Location
- 8800 East 22nd Street Tucson, Pima County, Arizona 85710 United States
- 32°12′13″N 110°48′15″W﻿ / ﻿32.20361°N 110.80417°W

Information
- Type: Private, coeducational
- Religious affiliation: Roman Catholic
- Established: 2003 (23 years ago)
- Oversight: Diocese of Tucson
- CEEB code: 030542
- President: David Keller
- Principal: Barbara Monsegur
- Grades: 9–12
- Colors: Scarlet and silver
- Team name: Wolves
- Accreditation: Western Catholic Educational Association
- Newspaper: The Howler
- Website: www.staugustinehigh.com

= St. Augustine Catholic High School (Tucson, Arizona) =

Private, coeducational school

St.
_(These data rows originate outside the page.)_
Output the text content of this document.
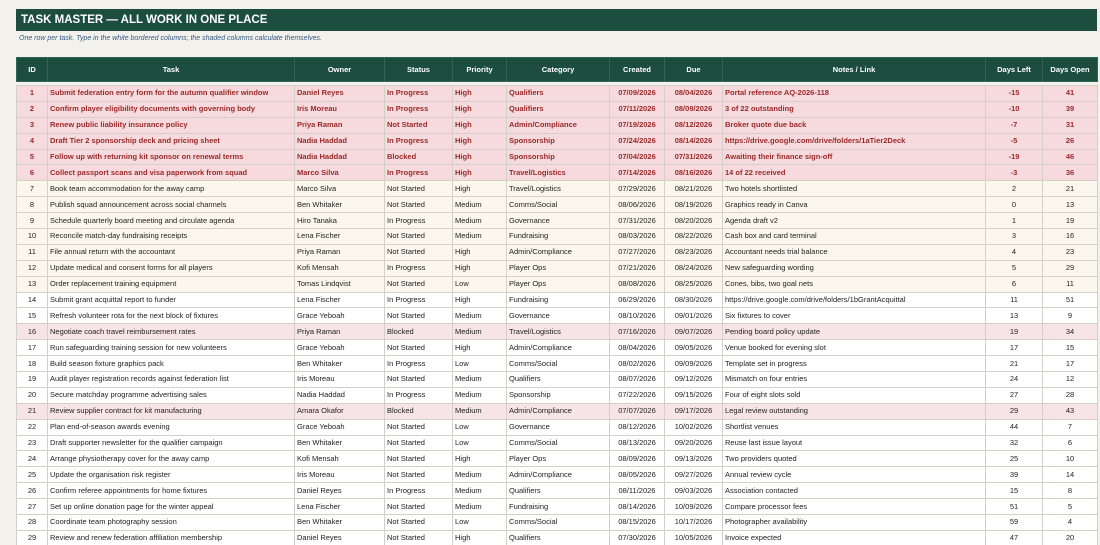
TASK MASTER — ALL WORK IN ONE PLACE
One row per task. Type in the white bordered columns; the shaded columns calculate themselves.
ID	Task	Owner	Status	Priority	Category	Created	Due	Notes / Link	Days Left	Days Open

1	Submit federation entry form for the autumn qualifier window	Daniel Reyes	In Progress	High	Qualifiers	07/09/2026	08/04/2026	Portal reference AQ-2026-118	-15	41
2	Confirm player eligibility documents with governing body	Iris Moreau	In Progress	High	Qualifiers	07/11/2026	08/09/2026	3 of 22 outstanding	-10	39
3	Renew public liability insurance policy	Priya Raman	Not Started	High	Admin/Compliance	07/19/2026	08/12/2026	Broker quote due back	-7	31
4	Draft Tier 2 sponsorship deck and pricing sheet	Nadia Haddad	In Progress	High	Sponsorship	07/24/2026	08/14/2026	https://drive.google.com/drive/folders/1aTier2Deck	-5	26
5	Follow up with returning kit sponsor on renewal terms	Nadia Haddad	Blocked	High	Sponsorship	07/04/2026	07/31/2026	Awaiting their finance sign-off	-19	46
6	Collect passport scans and visa paperwork from squad	Marco Silva	In Progress	High	Travel/Logistics	07/14/2026	08/16/2026	14 of 22 received	-3	36
7	Book team accommodation for the away camp	Marco Silva	Not Started	High	Travel/Logistics	07/29/2026	08/21/2026	Two hotels shortlisted	2	21
8	Publish squad announcement across social channels	Ben Whitaker	Not Started	Medium	Comms/Social	08/06/2026	08/19/2026	Graphics ready in Canva	0	13
9	Schedule quarterly board meeting and circulate agenda	Hiro Tanaka	In Progress	Medium	Governance	07/31/2026	08/20/2026	Agenda draft v2	1	19
10	Reconcile match-day fundraising receipts	Lena Fischer	Not Started	Medium	Fundraising	08/03/2026	08/22/2026	Cash box and card terminal	3	16
11	File annual return with the accountant	Priya Raman	Not Started	High	Admin/Compliance	07/27/2026	08/23/2026	Accountant needs trial balance	4	23
12	Update medical and consent forms for all players	Kofi Mensah	In Progress	High	Player Ops	07/21/2026	08/24/2026	New safeguarding wording	5	29
13	Order replacement training equipment	Tomas Lindqvist	Not Started	Low	Player Ops	08/08/2026	08/25/2026	Cones, bibs, two goal nets	6	11
14	Submit grant acquittal report to funder	Lena Fischer	In Progress	High	Fundraising	06/29/2026	08/30/2026	https://drive.google.com/drive/folders/1bGrantAcquittal	11	51
15	Refresh volunteer rota for the next block of fixtures	Grace Yeboah	Not Started	Medium	Governance	08/10/2026	09/01/2026	Six fixtures to cover	13	9
16	Negotiate coach travel reimbursement rates	Priya Raman	Blocked	Medium	Travel/Logistics	07/16/2026	09/07/2026	Pending board policy update	19	34
17	Run safeguarding training session for new volunteers	Grace Yeboah	Not Started	High	Admin/Compliance	08/04/2026	09/05/2026	Venue booked for evening slot	17	15
18	Build season fixture graphics pack	Ben Whitaker	In Progress	Low	Comms/Social	08/02/2026	09/09/2026	Template set in progress	21	17
19	Audit player registration records against federation list	Iris Moreau	Not Started	Medium	Qualifiers	08/07/2026	09/12/2026	Mismatch on four entries	24	12
20	Secure matchday programme advertising sales	Nadia Haddad	In Progress	Medium	Sponsorship	07/22/2026	09/15/2026	Four of eight slots sold	27	28
21	Review supplier contract for kit manufacturing	Amara Okafor	Blocked	Medium	Admin/Compliance	07/07/2026	09/17/2026	Legal review outstanding	29	43
22	Plan end-of-season awards evening	Grace Yeboah	Not Started	Low	Governance	08/12/2026	10/02/2026	Shortlist venues	44	7
23	Draft supporter newsletter for the qualifier campaign	Ben Whitaker	Not Started	Low	Comms/Social	08/13/2026	09/20/2026	Reuse last issue layout	32	6
24	Arrange physiotherapy cover for the away camp	Kofi Mensah	Not Started	High	Player Ops	08/09/2026	09/13/2026	Two providers quoted	25	10
25	Update the organisation risk register	Iris Moreau	Not Started	Medium	Admin/Compliance	08/05/2026	09/27/2026	Annual review cycle	39	14
26	Confirm referee appointments for home fixtures	Daniel Reyes	In Progress	Medium	Qualifiers	08/11/2026	09/03/2026	Association contacted	15	8
27	Set up online donation page for the winter appeal	Lena Fischer	Not Started	Medium	Fundraising	08/14/2026	10/09/2026	Compare processor fees	51	5
28	Coordinate team photography session	Ben Whitaker	Not Started	Low	Comms/Social	08/15/2026	10/17/2026	Photographer availability	59	4
29	Review and renew federation affiliation membership	Daniel Reyes	Not Started	High	Qualifiers	07/30/2026	10/05/2026	Invoice expected	47	20
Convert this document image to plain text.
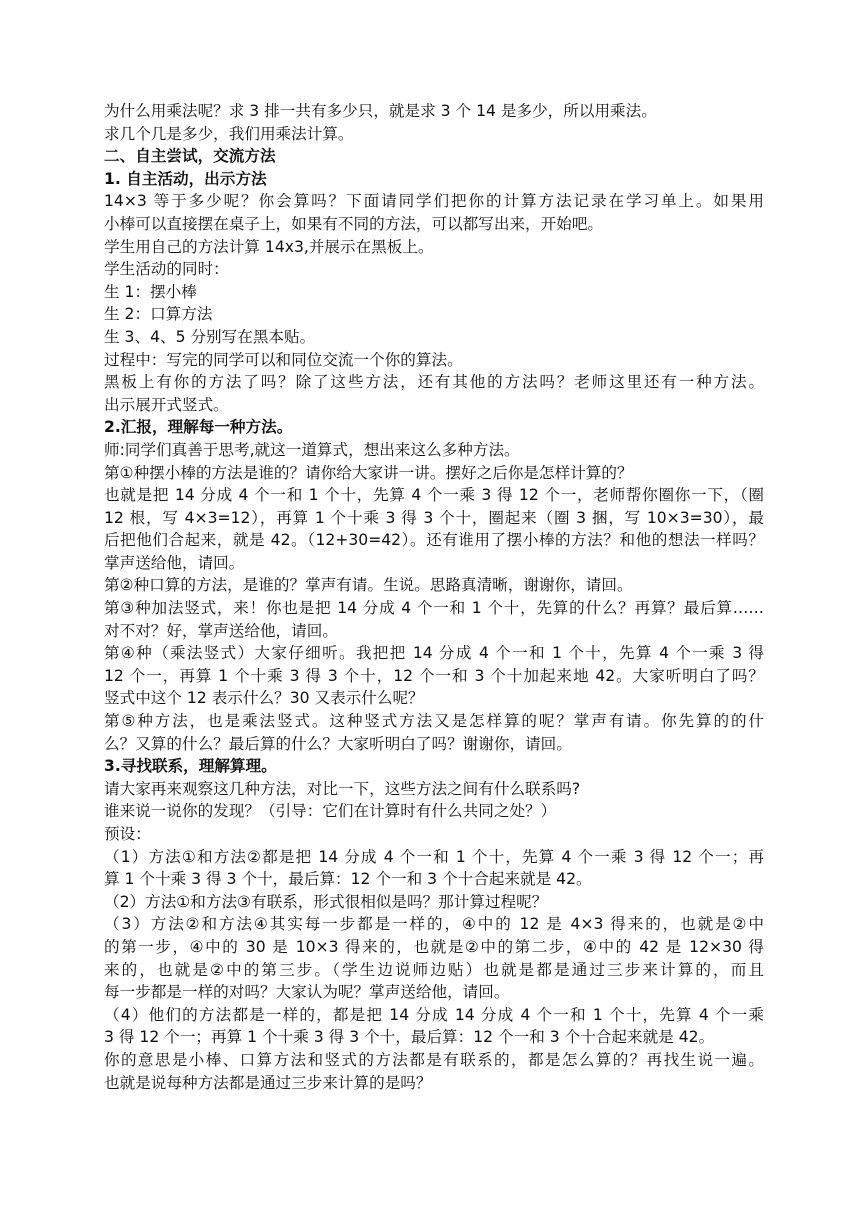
为什么用乘法呢？求 3 排一共有多少只，就是求 3 个 14 是多少，所以用乘法。
求几个几是多少，我们用乘法计算。
二、自主尝试，交流方法
1. 自主活动，出示方法
14×3 等于多少呢？你会算吗？下面请同学们把你的计算方法记录在学习单上。如果用
小棒可以直接摆在桌子上，如果有不同的方法，可以都写出来，开始吧。
学生用自己的方法计算 14x3,并展示在黑板上。
学生活动的同时：
生 1：摆小棒
生 2：口算方法
生 3、4、5 分别写在黑本贴。
过程中：写完的同学可以和同位交流一个你的算法。
黑板上有你的方法了吗？除了这些方法，还有其他的方法吗？老师这里还有一种方法。
出示展开式竖式。
2.汇报，理解每一种方法。
师:同学们真善于思考,就这一道算式，想出来这么多种方法。
第①种摆小棒的方法是谁的？请你给大家讲一讲。摆好之后你是怎样计算的？
也就是把 14 分成 4 个一和 1 个十，先算 4 个一乘 3 得 12 个一，老师帮你圈你一下，（圈
12 根，写 4×3=12），再算 1 个十乘 3 得 3 个十，圈起来（圈 3 捆，写 10×3=30），最
后把他们合起来，就是 42。（12+30=42）。还有谁用了摆小棒的方法？和他的想法一样吗？
掌声送给他，请回。
第②种口算的方法，是谁的？掌声有请。生说。思路真清晰，谢谢你，请回。
第③种加法竖式，来！你也是把 14 分成 4 个一和 1 个十，先算的什么？再算？最后算……
对不对？好，掌声送给他，请回。
第④种（乘法竖式）大家仔细听。我把把 14 分成 4 个一和 1 个十，先算 4 个一乘 3 得
12 个一，再算 1 个十乘 3 得 3 个十，12 个一和 3 个十加起来地 42。大家听明白了吗？
竖式中这个 12 表示什么？30 又表示什么呢？
第⑤种方法，也是乘法竖式。这种竖式方法又是怎样算的呢？掌声有请。你先算的的什
么？又算的什么？最后算的什么？大家听明白了吗？谢谢你，请回。
3.寻找联系，理解算理。
请大家再来观察这几种方法，对比一下，这些方法之间有什么联系吗?
谁来说一说你的发现？（引导：它们在计算时有什么共同之处？）
预设：
（1）方法①和方法②都是把 14 分成 4 个一和 1 个十，先算 4 个一乘 3 得 12 个一；再
算 1 个十乘 3 得 3 个十，最后算：12 个一和 3 个十合起来就是 42。
（2）方法①和方法③有联系，形式很相似是吗？那计算过程呢？
（3）方法②和方法④其实每一步都是一样的，④中的 12 是 4×3 得来的，也就是②中
的第一步，④中的 30 是 10×3 得来的，也就是②中的第二步，④中的 42 是 12×30 得
来的，也就是②中的第三步。（学生边说师边贴）也就是都是通过三步来计算的，而且
每一步都是一样的对吗？大家认为呢？掌声送给他，请回。
（4）他们的方法都是一样的，都是把 14 分成 14 分成 4 个一和 1 个十，先算 4 个一乘
3 得 12 个一；再算 1 个十乘 3 得 3 个十，最后算：12 个一和 3 个十合起来就是 42。
你的意思是小棒、口算方法和竖式的方法都是有联系的，都是怎么算的？再找生说一遍。
也就是说每种方法都是通过三步来计算的是吗？
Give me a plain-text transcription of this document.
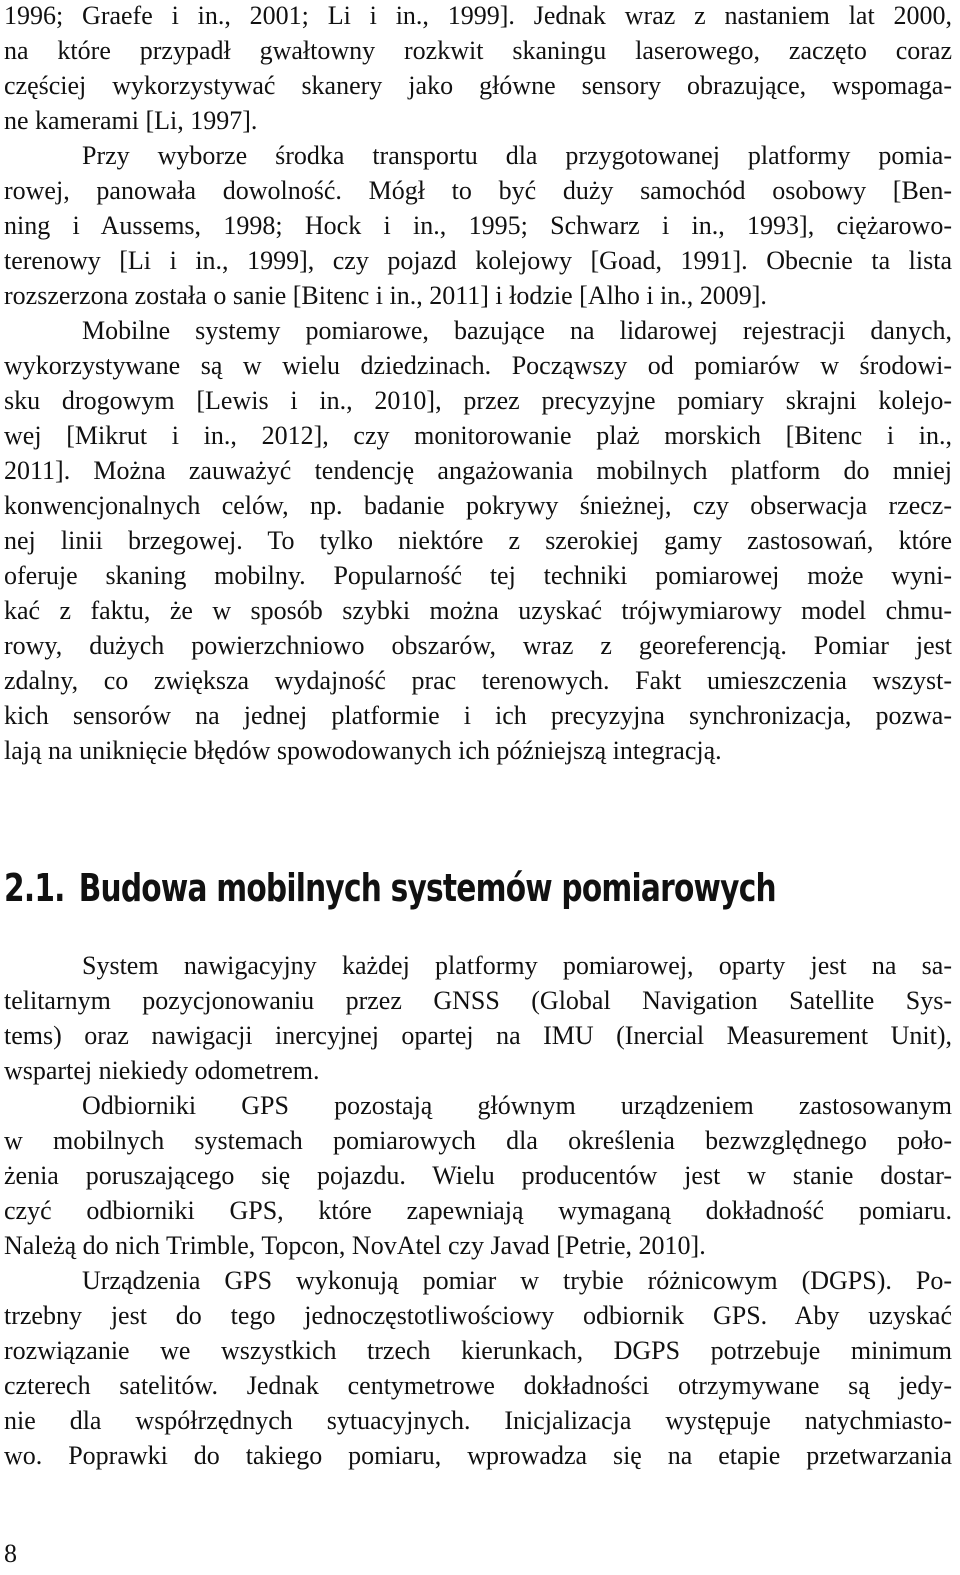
1996; Graefe i in., 2001; Li i in., 1999]. Jednak wraz z nastaniem lat 2000,
na które przypadł gwałtowny rozkwit skaningu laserowego, zaczęto coraz
częściej wykorzystywać skanery jako główne sensory obrazujące, wspomaga-
ne kamerami [Li, 1997].
Przy wyborze środka transportu dla przygotowanej platformy pomia-
rowej, panowała dowolność. Mógł to być duży samochód osobowy [Ben-
ning i Aussems, 1998; Hock i in., 1995; Schwarz i in., 1993], ciężarowo-
terenowy [Li i in., 1999], czy pojazd kolejowy [Goad, 1991]. Obecnie ta lista
rozszerzona została o sanie [Bitenc i in., 2011] i łodzie [Alho i in., 2009].
Mobilne systemy pomiarowe, bazujące na lidarowej rejestracji danych,
wykorzystywane są w wielu dziedzinach. Począwszy od pomiarów w środowi-
sku drogowym [Lewis i in., 2010], przez precyzyjne pomiary skrajni kolejo-
wej [Mikrut i in., 2012], czy monitorowanie plaż morskich [Bitenc i in.,
2011]. Można zauważyć tendencję angażowania mobilnych platform do mniej
konwencjonalnych celów, np. badanie pokrywy śnieżnej, czy obserwacja rzecz-
nej linii brzegowej. To tylko niektóre z szerokiej gamy zastosowań, które
oferuje skaning mobilny. Popularność tej techniki pomiarowej może wyni-
kać z faktu, że w sposób szybki można uzyskać trójwymiarowy model chmu-
rowy, dużych powierzchniowo obszarów, wraz z georeferencją. Pomiar jest
zdalny, co zwiększa wydajność prac terenowych. Fakt umieszczenia wszyst-
kich sensorów na jednej platformie i ich precyzyjna synchronizacja, pozwa-
lają na uniknięcie błędów spowodowanych ich późniejszą integracją.
2.1. Budowa mobilnych systemów pomiarowych
System nawigacyjny każdej platformy pomiarowej, oparty jest na sa-
telitarnym pozycjonowaniu przez GNSS (Global Navigation Satellite Sys-
tems) oraz nawigacji inercyjnej opartej na IMU (Inercial Measurement Unit),
wspartej niekiedy odometrem.
Odbiorniki GPS pozostają głównym urządzeniem zastosowanym
w mobilnych systemach pomiarowych dla określenia bezwzględnego poło-
żenia poruszającego się pojazdu. Wielu producentów jest w stanie dostar-
czyć odbiorniki GPS, które zapewniają wymaganą dokładność pomiaru.
Należą do nich Trimble, Topcon, NovAtel czy Javad [Petrie, 2010].
Urządzenia GPS wykonują pomiar w trybie różnicowym (DGPS). Po-
trzebny jest do tego jednoczęstotliwościowy odbiornik GPS. Aby uzyskać
rozwiązanie we wszystkich trzech kierunkach, DGPS potrzebuje minimum
czterech satelitów. Jednak centymetrowe dokładności otrzymywane są jedy-
nie dla współrzędnych sytuacyjnych. Inicjalizacja występuje natychmiasto-
wo. Poprawki do takiego pomiaru, wprowadza się na etapie przetwarzania
8
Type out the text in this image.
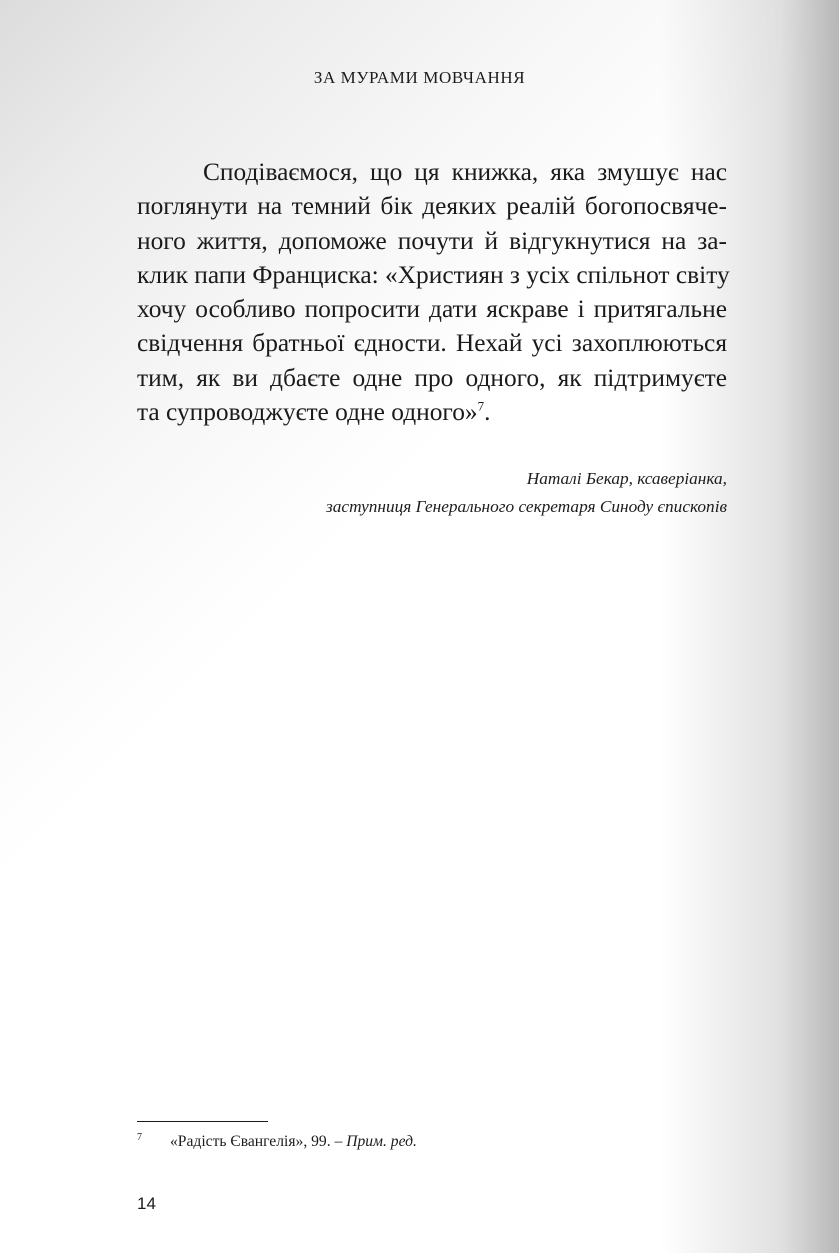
ЗА МУРАМИ МОВЧАННЯ
Сподіваємося, що ця книжка, яка змушує нас
поглянути на темний бік деяких реалій богопосвяче-
ного життя, допоможе почути й відгукнутися на за-
клик папи Франциска: «Християн з усіх спільнот світу
хочу особливо попросити дати яскраве і притягальне
свідчення братньої єдности. Нехай усі захоплюються
тим, як ви дбаєте одне про одного, як підтримуєте
та супроводжуєте одне одного»$^7$.
Наталі Бекар, ксаверіанка,
заступниця Генерального секретаря Синоду єпископів
7 «Радість Євангелія», 99. – Прим. ред.
14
Augustine Catholic High School is a private, coeducational, Roman Catholic high school on the east side of Tucson, Arizona, United States, located in and administered by the Diocese of Tucson.

The school opened in August 2003. As of the 2022–23 school year it enrolled 260 students, and was accredited as a college-preparatory school by the Western Catholic Educational Association.

The school draws from throughout the Tucson area; approximately 74 percent of the student body was Hispanic/Latino by ancestry. About 95 percent of students received financial aid, and of those, 75 percent had their tuition fully covered by aid.